智能杯竞赛,是一道数据分析处理的题目。题目后续更新。先上传一部分我做的工作。
task1.1
import pandas as pd
data = pd.read_csv('E:/data/附件1.csv', encoding="gbk")
# 在data中地点这列,选取含有字符串所在的所有行
dataA = data[data['地点'].isin(["A"])]
dataB = data[data['地点'].isin(["B"])]
dataC = data[data['地点'].isin(["C"])]
dataD = data[data['地点'].isin(["D"])]
dataE = data[data['地点'].isin(["E"])]
# 将dataframe赋值给变量
x1 = pd.DataFrame(dataA)
x2 = pd.DataFrame(dataB)
x3 = pd.DataFrame(dataC)
x4 = pd.DataFrame(dataD)
x5 = pd.DataFrame(dataE)
# 分别写入到CSV文件中
x1.to_csv('task1-1A.csv', encoding="gbk")
x2.to_csv('task1-1B.csv', encoding="gbk")
x3.to_csv('task1-1C.csv', encoding="gbk")
x4.to_csv('task1-1D.csv', encoding="gbk")
x5.to_csv('task1-1E.csv', encoding="gbk")
print(x1)
task1.2
import pandas as pd
# 读取A、B、C、D、E售货机的数据
dataA = pd.read_csv('E:/data/task1-1A.csv', encoding="gbk")
dataB = pd.read_csv('E:/data/task1-1B.csv', encoding="gbk")
dataC = pd.read_csv('E:/data/task1-1C.csv', encoding="gbk")
dataD = pd.read_csv('E:/data/task1-1D.csv', encoding="gbk")
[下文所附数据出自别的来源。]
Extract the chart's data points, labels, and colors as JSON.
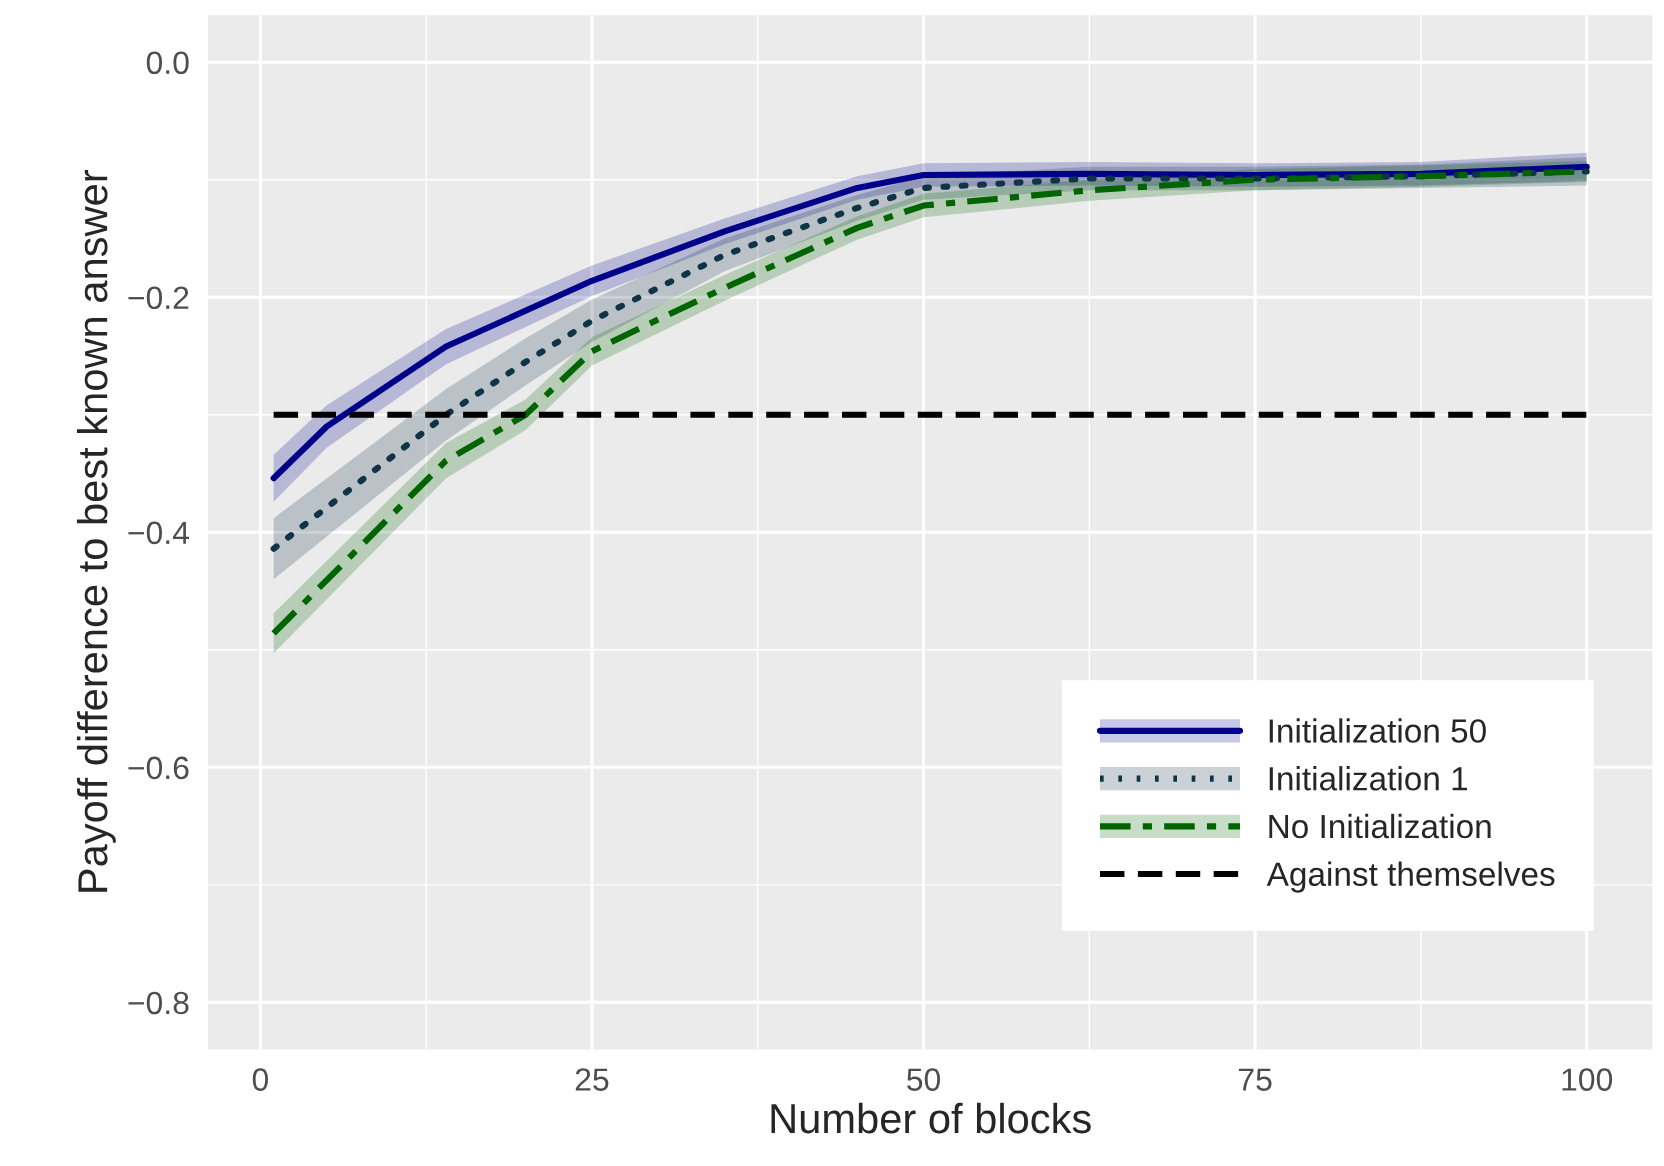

dataE = pd.read_csv('E:/data/task1-1E.csv', encoding="gbk")
# 删除A、B、C、D、E售货机实际金额为0的异常数据
dfA = dataA[~dataA['实际金额'].isin([0]) == True]
dfB = dataB[~dataB['实际金额'].isin([0]) == True]
dfC = dataC[~dataC['实际金额'].isin([0]) == True]
dfD = dataD[~dataD['实际金额'].isin([0]) == True]
dfE = dataE[~dataE['实际金额'].isin([0]) == True]
dtdA = pd.to_datetime(dfA['支付时间'], infer_datetime_format=True)
monthA = dfA[(pd.to_datetime(dfA['支付时间'], infer_datetime_format=True) >= pd.to_datetime('2017-04', infer_datetime_format=True))
& (pd.to_datetime(dfA['支付时间'], infer_datetime_format=True) <= pd.to_datetime('2017-05', infer_datetime_format=True))]
dtdB = pd.to_datetime(dfB['支付时间'], infer_datetime_format=True)
monthB = dfB[(pd.to_datetime(dfB['支付时间'], infer_datetime_format=True) >= pd.to_datetime('2017-04', infer_datetime_format=True))
& (pd.to_datetime(dfB['支付时间'], infer_datetime_format=True) <= pd.to_datetime('2017-05', infer_datetime_format=True))]
dtdC = pd.to_datetime(dfC['支付时间'], infer_datetime_format=True, errors='coerce')
monthC = dfC[(pd.to_datetime(dfC['支付时间'], infer_datetime_format=True, errors='coerce') >= pd.to_datetime('2017-04', infer_datetime_format=True, errors='coerce'))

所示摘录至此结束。